A internet foi oficializada no Brasil em 1995. De lá pra cá, tornou-se ferramenta indispensável, especialmente dos jovens. A FOLHA foi buscar no cotidiano de três diferentes gerações o impacto e a influência da web para saber como a tecnologia, que a cada dia evolui mais rapidamente, afeta o dia-a-dia das pessoas.
A estudante Juliana dos Santos Pires, de 11 anos, sequer era nascida na época da implantação da internet no Brasil. No entanto, hoje, não sabe como seria viver sem se relacionar com os amigos via computadores. ''Consigo até imaginar como era antes mas não consigo me imaginar mandando um telegrama'', exemplifica.
''Mexo na internet faz uns dois anos. Comecei a mexer porque todo mundo tinha Orkut (rede de relacionamentos) e todo mundo conversa pelo MSN (programa de mensagens instantâneas)'', lembra Juliana. Comunicação e pesquisa são o que atraem a estudante para a frente do computador. ''Antigamente as pessoas tinham que ir na biblioteca para pesquisar e hoje você digita no Google e as informações estão ali.''
Apesar da grande comodidade que a web traz, Juliana, conectada diariamente por cerca de quatro horas, sabe dos riscos que envolvem o mundo virtual. ''O mundo está está mais violento e a gente tem que maneirar, não adicionar quem não conhece no Orkut e no MSN, não deixar endereço e telefone para os outros verem... Quem está vendo você pode ser um bandido'', alerta.
Entretenimento. Para o estudante de Direito Paulo Morilha Gomes, 23 anos, comunicação e pesquisa são importantes, mas o uso da internet fica restrito a duas horas diárias de seu tempo livre. ''Não me comunico muito pela internet. MSN e Orkut servem só para deixar recado. Só faço pela internet o que não posso fazer ao vivo.''
Gomes era pequeno quando a internet começou a fazer parte de sua vida. ''Tenho acesso desde os nove anos, usava bastante o bate-papo do MirC, na época da internet discada'', recorda. De lá pra cá, ele passou a controlar o tempo que fica na web, especialmente para jogar on-line. ''Já teve uma época em que ficava o tempo todo jogando, hoje não deixo de fazer outras coisas.''
A principal vantagem trazida pela rede, para Gomes, foi a capacidade das pessoas se organizarem em pouco tempo, mesmo a distância. ''Acho legal a capacidade de organização das pessoas via internet, porque todos têm que pensar nessa organização, existem regras de conduta, regras sociais'', diz.
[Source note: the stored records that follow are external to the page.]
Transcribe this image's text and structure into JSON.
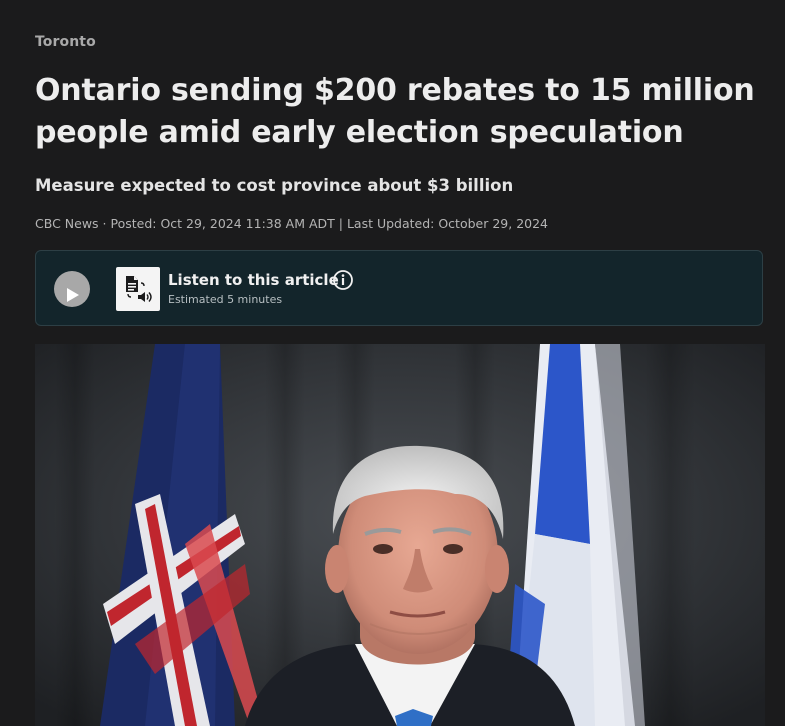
{
  "section": {
    "label": "Toronto"
  },
  "article": {
    "headline": "Ontario sending $200 rebates to 15 million people amid early election speculation",
    "deck": "Measure expected to cost province about $3 billion",
    "byline": "CBC News · Posted: Oct 29, 2024 11:38 AM ADT | Last Updated: October 29, 2024"
  },
  "audio": {
    "title": "Listen to this article",
    "subtitle": "Estimated 5 minutes",
    "play_icon": "play-icon",
    "thumb_icons": [
      "document-icon",
      "speaker-icon"
    ],
    "info_icon": "info-icon"
  },
  "photo": {
    "subject": "man-in-suit-with-flags"
  },
  "colors": {
    "background": "#1b1b1c",
    "audio_panel": "#13252b",
    "headline": "#ededed",
    "section": "#a9a9a9"
  }
}
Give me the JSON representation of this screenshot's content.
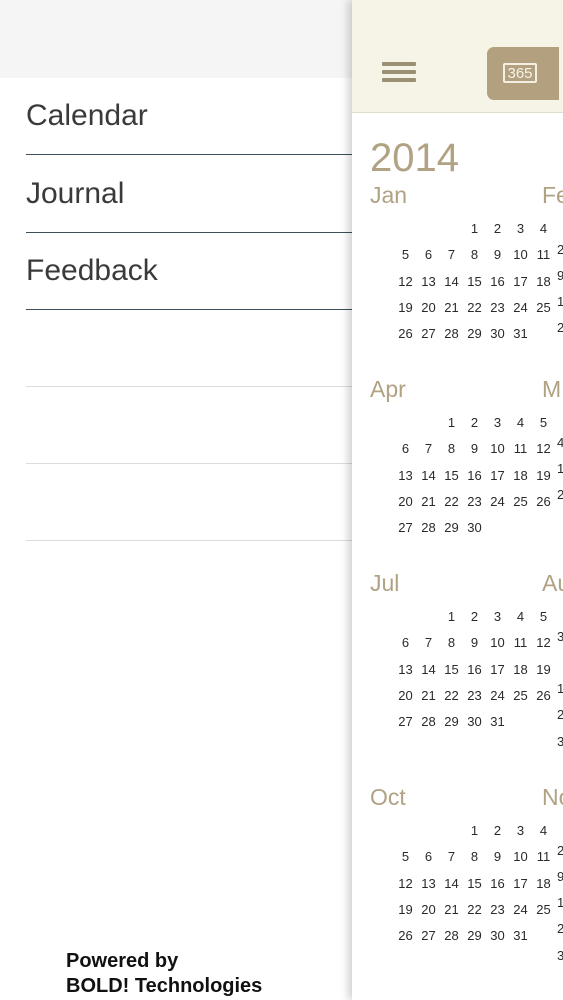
{
  "menu": {
    "items": [
      {
        "label": "Calendar"
      },
      {
        "label": "Journal"
      },
      {
        "label": "Feedback"
      }
    ],
    "powered_line1": "Powered by",
    "powered_line2": "BOLD! Technologies"
  },
  "toolbar": {
    "year_view_label": "365"
  },
  "calendar": {
    "year": "2014",
    "months": [
      {
        "name": "Jan",
        "start": 3,
        "days": 31
      },
      {
        "name": "Apr",
        "start": 2,
        "days": 30
      },
      {
        "name": "Jul",
        "start": 2,
        "days": 31
      },
      {
        "name": "Oct",
        "start": 3,
        "days": 31
      }
    ],
    "peek_months": [
      "Fe",
      "M",
      "Au",
      "No"
    ],
    "peek_days": [
      "2",
      "9",
      "1",
      "2",
      "4",
      "1",
      "2",
      "3",
      "1",
      "2",
      "3",
      "2",
      "9",
      "1",
      "2",
      "3"
    ]
  },
  "colors": {
    "accent": "#b0a283",
    "navbar_bg": "#f6f4e6",
    "segment_bg": "#b2a07f",
    "divider": "#3d4f5a"
  }
}
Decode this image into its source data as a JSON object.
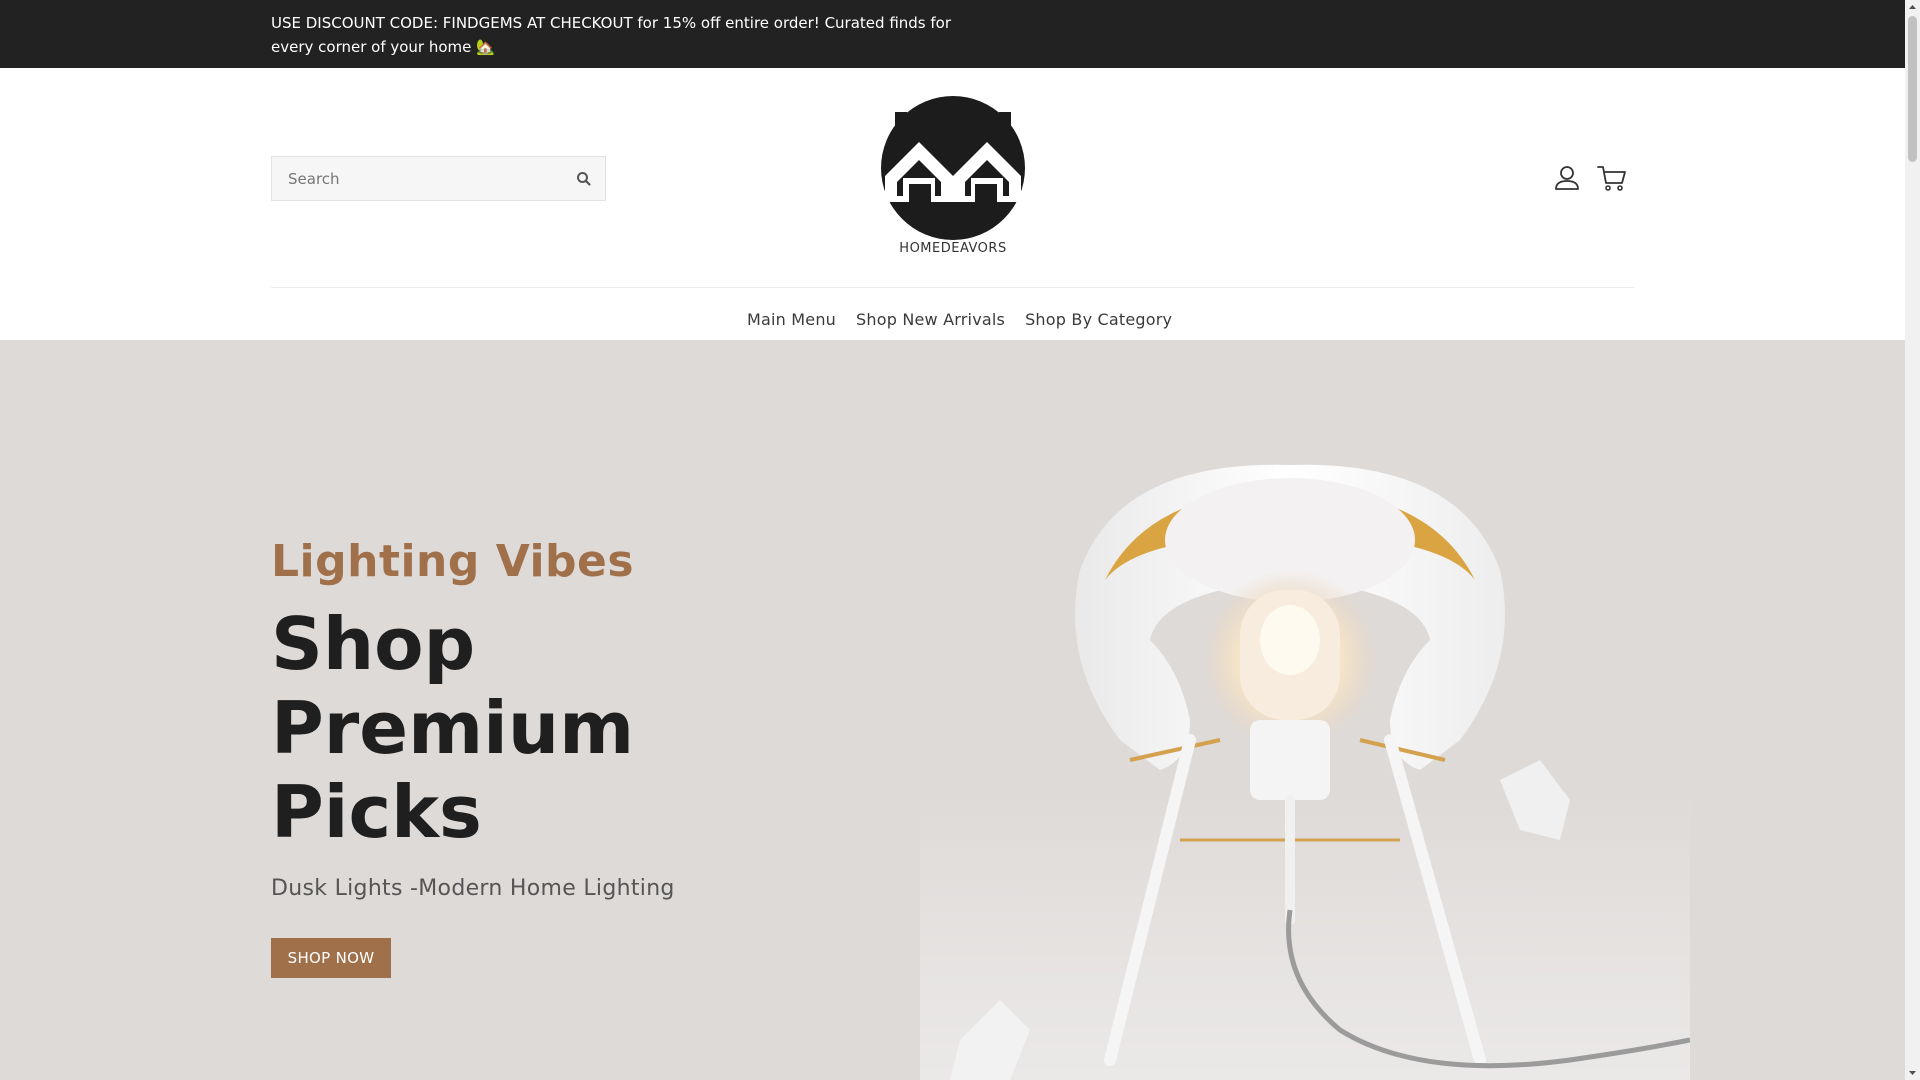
{
  "announcement": {
    "text": "USE DISCOUNT CODE: FINDGEMS AT CHECKOUT for 15% off entire order! Curated finds for every corner of your home 🏡"
  },
  "header": {
    "search_placeholder": "Search",
    "logo_text": "HOMEDEAVORS",
    "search_icon": "search-icon",
    "account_icon": "user-icon",
    "cart_icon": "cart-icon"
  },
  "nav": {
    "items": [
      "Main Menu",
      "Shop New Arrivals",
      "Shop By Category"
    ]
  },
  "hero": {
    "subheading": "Lighting Vibes",
    "heading": "Shop Premium Picks",
    "text": "Dusk Lights -Modern Home Lighting",
    "button_label": "SHOP NOW",
    "image": "white-table-lamp"
  },
  "colors": {
    "accent": "#a0704a",
    "announcement_bg": "#222222",
    "hero_bg": "#dedad8"
  }
}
O diretor de arte de uma empresa de publicidade de Curitiba, Jorge Uesu, concorda parcialmente com o que Gomes diz. Familiarizado com computadores e a rede desde os primeiros passos da internet no Brasil, Uesu não sente dificuldades em acessar a web, mas vê em pessoas de sua idade ou mais velhas uma certa resistência em fazer parte da comunidade virtual.
''Acho que muita gente tem dificuldade, minha esposa que é dentista, por exemplo, tem. Eu compro coisas pela internet mas muita gente da minha idade não acessa banco, o uso é meio limitado mesmo, só para checar e-mail. A maioria das pessoas da minha idade tem medo de acessar banco on-line'', nota Uesu.
Se para as faixas etárias de Juliana e Gomes a internet é importante para comunicação e entretenimento, respectivamente, para a de Uesu serve como principal ferramenta de trabalho. ''Fico o tempo todo conectado com os fornecedores, trabalho muito com fotógrafos e diretores que estão em outros lugares e podem mandar fotos e filmes via internet'', conta o publicitário, que durante toda sua jornada de trabalho, das 9h às 19h, fica conectado ininterruptamente à web.